Seascapes are a staple resident of many an art gallery. From Rembrant’s ‘Storm on the Sea of Galilee’ to JW Waterhouse’s ‘Miranda-The Tempest’, artists throughout history have been fascinated with immortalising the waves in their work. Peter Matthews has gone one step further. He doesn’t just draw the sea, he draws in the sea.
Matthews has travelled the coasts of the world, from Chile to Cornwall in search of inspiration for his art. His method is distinctly unusual, incorporating the elements into his creative process. This involves floating in the sea for hours, using pieces of wood to spread paper and canvas, onto which he draws and paints. Once he has returned to shore, his pieces are often laid out on the beach or in rockpools so that nature can continue to work. They are unique and difficult to describe, sometimes resembling maps more than any familiar art, and consist of ink, pencil and charcoal, as well as watery smudges and rust. He explains, “From an artistic point of view, I am interested in taking painting and drawing into new frontiers. My work is an interdisciplinary cross-over between painting, drawing, performance and sculpture. Being in the ocean, experiencing a creative dialogue of making something, is so different to being on dry land in a studio because my immediate world surrounds me in a state of dynamic change.”
“I have always been an outdoors person,” Matthews says. “I have always felt more in tune with life and myself when outside in mountains, beside the water, with nature.” Whilst surfing in Mexico in 2007, he experienced a near death experience, when he was hit by a rogue wave. He remembers the moment as epiphanic and describes being “utterly vulnerable and at the mercy of nature.” It was then that his relationship with the sea changed and he began entering it to paint rather than to surf.

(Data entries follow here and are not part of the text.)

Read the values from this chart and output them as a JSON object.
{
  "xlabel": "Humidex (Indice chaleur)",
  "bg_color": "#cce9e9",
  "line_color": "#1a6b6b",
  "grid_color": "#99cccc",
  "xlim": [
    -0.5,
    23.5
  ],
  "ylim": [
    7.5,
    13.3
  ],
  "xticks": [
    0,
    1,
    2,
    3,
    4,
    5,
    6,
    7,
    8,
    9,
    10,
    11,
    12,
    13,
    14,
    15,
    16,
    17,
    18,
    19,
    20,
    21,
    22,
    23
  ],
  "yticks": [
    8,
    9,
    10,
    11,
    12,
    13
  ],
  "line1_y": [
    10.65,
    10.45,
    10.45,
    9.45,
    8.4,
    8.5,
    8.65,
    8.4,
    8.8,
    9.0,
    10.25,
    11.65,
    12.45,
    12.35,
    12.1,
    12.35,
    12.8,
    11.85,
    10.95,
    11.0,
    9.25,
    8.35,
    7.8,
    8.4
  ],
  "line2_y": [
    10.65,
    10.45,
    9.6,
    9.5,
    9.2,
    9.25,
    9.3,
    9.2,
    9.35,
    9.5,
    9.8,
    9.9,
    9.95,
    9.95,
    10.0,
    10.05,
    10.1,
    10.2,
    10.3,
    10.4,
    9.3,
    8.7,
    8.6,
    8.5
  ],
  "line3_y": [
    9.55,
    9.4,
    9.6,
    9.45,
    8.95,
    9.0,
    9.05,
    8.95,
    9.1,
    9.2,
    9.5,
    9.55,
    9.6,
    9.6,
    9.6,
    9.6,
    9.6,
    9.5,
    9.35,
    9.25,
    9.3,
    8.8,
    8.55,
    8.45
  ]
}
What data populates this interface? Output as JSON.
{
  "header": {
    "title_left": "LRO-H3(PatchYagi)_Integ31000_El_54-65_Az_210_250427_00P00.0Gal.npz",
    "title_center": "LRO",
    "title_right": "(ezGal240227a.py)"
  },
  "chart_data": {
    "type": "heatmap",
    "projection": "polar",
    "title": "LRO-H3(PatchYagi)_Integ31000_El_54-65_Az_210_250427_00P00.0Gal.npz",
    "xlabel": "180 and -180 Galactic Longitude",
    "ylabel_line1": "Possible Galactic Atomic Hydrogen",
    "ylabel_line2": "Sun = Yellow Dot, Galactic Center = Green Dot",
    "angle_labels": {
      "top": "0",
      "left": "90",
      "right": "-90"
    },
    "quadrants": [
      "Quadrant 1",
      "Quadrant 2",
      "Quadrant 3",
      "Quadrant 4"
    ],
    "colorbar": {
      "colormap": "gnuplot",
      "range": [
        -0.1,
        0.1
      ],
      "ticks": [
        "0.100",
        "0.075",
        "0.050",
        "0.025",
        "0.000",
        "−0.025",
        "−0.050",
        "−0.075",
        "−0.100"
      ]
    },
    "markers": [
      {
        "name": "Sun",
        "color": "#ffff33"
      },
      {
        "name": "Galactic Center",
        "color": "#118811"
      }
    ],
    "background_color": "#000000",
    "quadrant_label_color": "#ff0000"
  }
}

With technology and social media ebbing further and further into our daily lives, Matthews’ art is an attempt to reconnect human with nature: “I am concerned with so much that is happening in the environment now. We are losing our foothold and becoming increasingly detached from the earth.” He adds, “Nowadays artists are making work about the ocean and landscape with a very different motivation than Turner had in his time. Artists are communicating about issues which are unavoidable and very pressing.”
The use of the sea in art has indeed become far more politically charged in recent years, through the use of new and creative mediums. Only last summer, York Gallery welcomed the ‘The Sea is the Limit’ exhibition which explored ideas of migration, dispossession and borders through the use of photography, sculpture, film and visual technology. Further afield, Olafur Eliasson’s ‘Icebergs’ was displayed in a refrigerated room in New York before arriving in Britain, and Lorenzo Quinn created ‘Support’ for the 57thInternational Art Exhibition of the La Biennale di Venezia to draw attention to the sea level rise that threatens the city of Venice.
When I asked which artists inspire and influence Peter Matthews, he responded: “Sometimes I go for some time without looking at any art, in terms of visiting an exhibition or reading about it. Travelling in solitude has the sense of purging oneself of what is sometimes a very fragmentary and fast paced way of living, for instance being bombarded with social media images. But I enjoy the intensity of walking around art fairs like Frieze London, or the romantic quiet reflection of works from the Old Masters somewhere like Tate Britain.”
I can certainly see the method in Matthews’ madness, despite the risks of losing paintings to the waves or catching hypothermia. His finished products are cartographic and delicate; they leave room for interpretation and thought, capturing liminal points between land and sea, human and nature, and his belief that working in the way he does allows him to reach further. “It all just seems to flow more freely,” he agrees.